Le mot de l’éditeur #24

William Emmanuel

La situation internationale a rarement été aussi instable : de l’Europe orientale à l’Asie centrale,en passant par l’Afrique de l’Ouest et le Moyen-Orient, les conflits, avec leur cortège d’horreurs et leurs nombreuses victimes civiles, se multiplient. Longtemps « gendarme du monde » autoproclamé, les États-Unis n’ont plus aucune crédibilité. Il leur est reproché d’appliquer un « double standard », c’est-à-dire d’invoquer le respect du droit international quand cela convient à leurs amis et de l’ignorer quand cela ne les arrange pas. On pourrait rétorquer qu’il ne s’agit là que de realpolitik. Pour paraphraser lord Palmerston, Premier ministre britannique de 1855 à 1858, les États n’ont pas d’amis ou d’ennemis éternels, ils n’ont que des intérêts permanents.

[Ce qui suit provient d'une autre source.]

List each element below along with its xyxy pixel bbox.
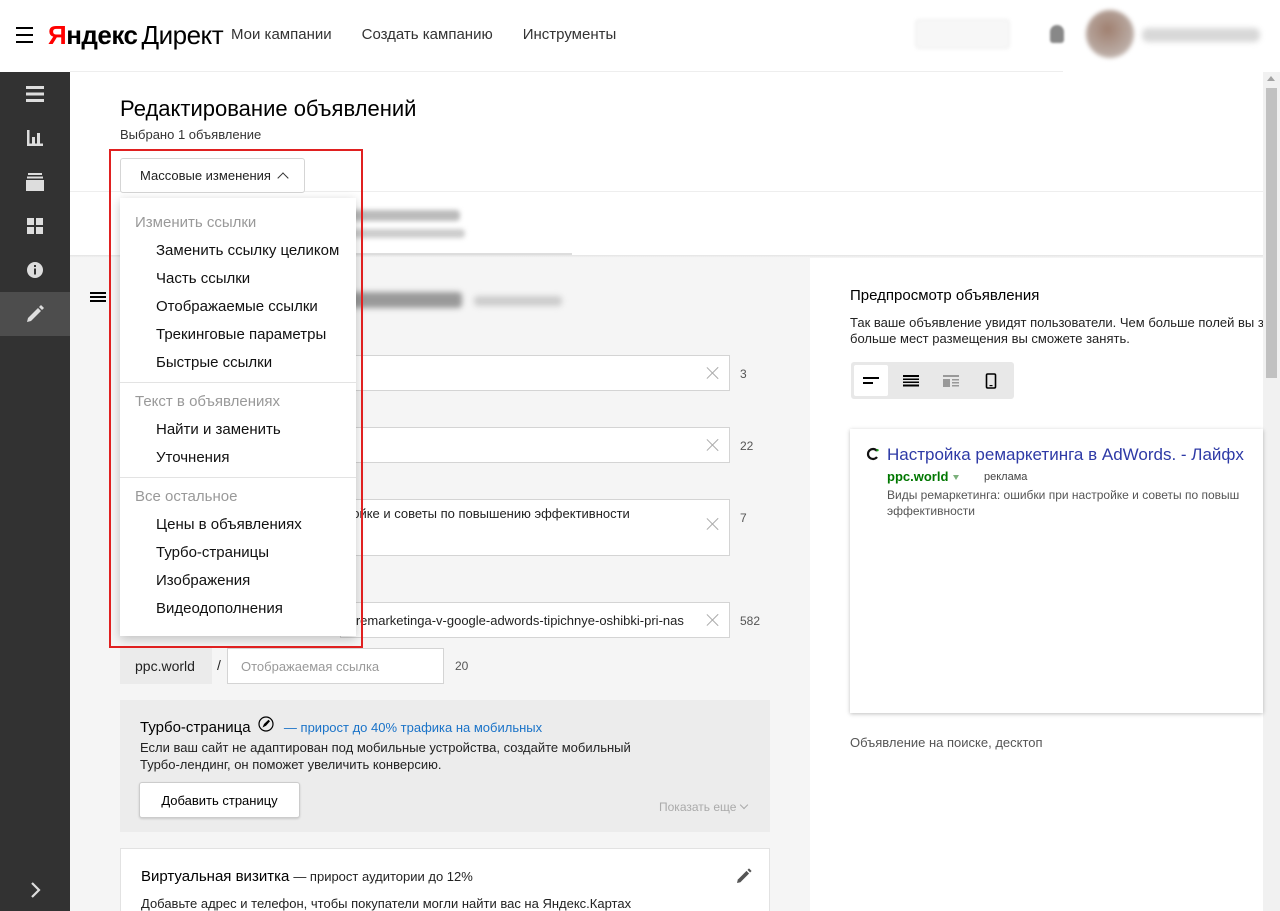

Après un intermède isolationniste sous Donald Trump, Washington a renoué, sous Joe Biden, avec l’interventionnisme promu par les néoconservateurs, sans toutefois prendre la peine de définir l’objectif. S’il s’agissait d’établir un nouvel ordre mondial reposant sur la liberté et la justice, tous les habitants de la planète pourraient y adhérer sans hésitation. Mais on sait que les dirigeants américains demeurent fidèles à la pensée de Henry Kissinger, qui avait le plus profond mépris pour les droits humains. L’ancien secrétaire d’État, qui vient de mourir, déclarait au sujet du Chili, après le coup d’État supervisé par la CIA contre Salvador Allende en 1973 : « Je ne vois pas pourquoi nous devrions rester les bras croisés et regarder un pays devenir communiste à cause de l’irresponsabilité de ses habitants. » Une seule chose a changé depuis : le mot communiste fait place à d’autres vocables définissant les « ennemis » du moment.

Alors que l’influence de leur pays ne cesse de décliner – les BRICS (Brésil, Russie, Inde, Chine et Afrique du Sud) produisent déjà plus de richesses que les pays membres du G7 –, les dirigeants américains s’agitent, voulant contenir la Russie ici, la Chine là, l’Iran là-bas. Ils ont réussi à imposer, avec l’aide des mass media, un discours binaire, avec d’un côté les « bons », qui leur ressemblent (ethnie, religion, idéologie), et de l’autre les « mauvais », qui sont différents.

Est-ce parce qu’ils ont compris que la domination occidentale sur le monde, qui a débuté au xvie siècle, était en train de disparaître ? Cette crainte justifie-t-elle les actions actuelles qui risquent de conduire au « clash des civilisations » prophétisé par Samuel Huntington ? Les Américains, qui tiennent à leur rêve hégémonique, n’ont aucun intérêt à un grand partenariat respectant les intérêts de chacun et reposant sur des valeurs fondamentales partagées par tous. Il revient donc aux Européens d’essayer d’articuler un projet de coexistence et de développement pour tous. Pour ce faire, il convient de cesser de s’aligner sur les États-Unis et de retrouver une autonomie de pensée. Le voudront-ils ? Ils n’ont pas le choix car la situation internationale ne peut pas dépendre des choix d’un seul pays, fût-il une superpuissance économique, technologique et militaire. Or, les Européens, par le message démocratique qu’ils peuvent porter, sont les seuls à pouvoir rassembler ce qui est épars sur cette planète de plus en plus dangereuse.

Le souhait que l’on peut formuler à l’orée de cette année 2024 est que les chefs d’État et de gouvernement de la vieille Europe se hissent au niveau de leurs responsabilités historiques.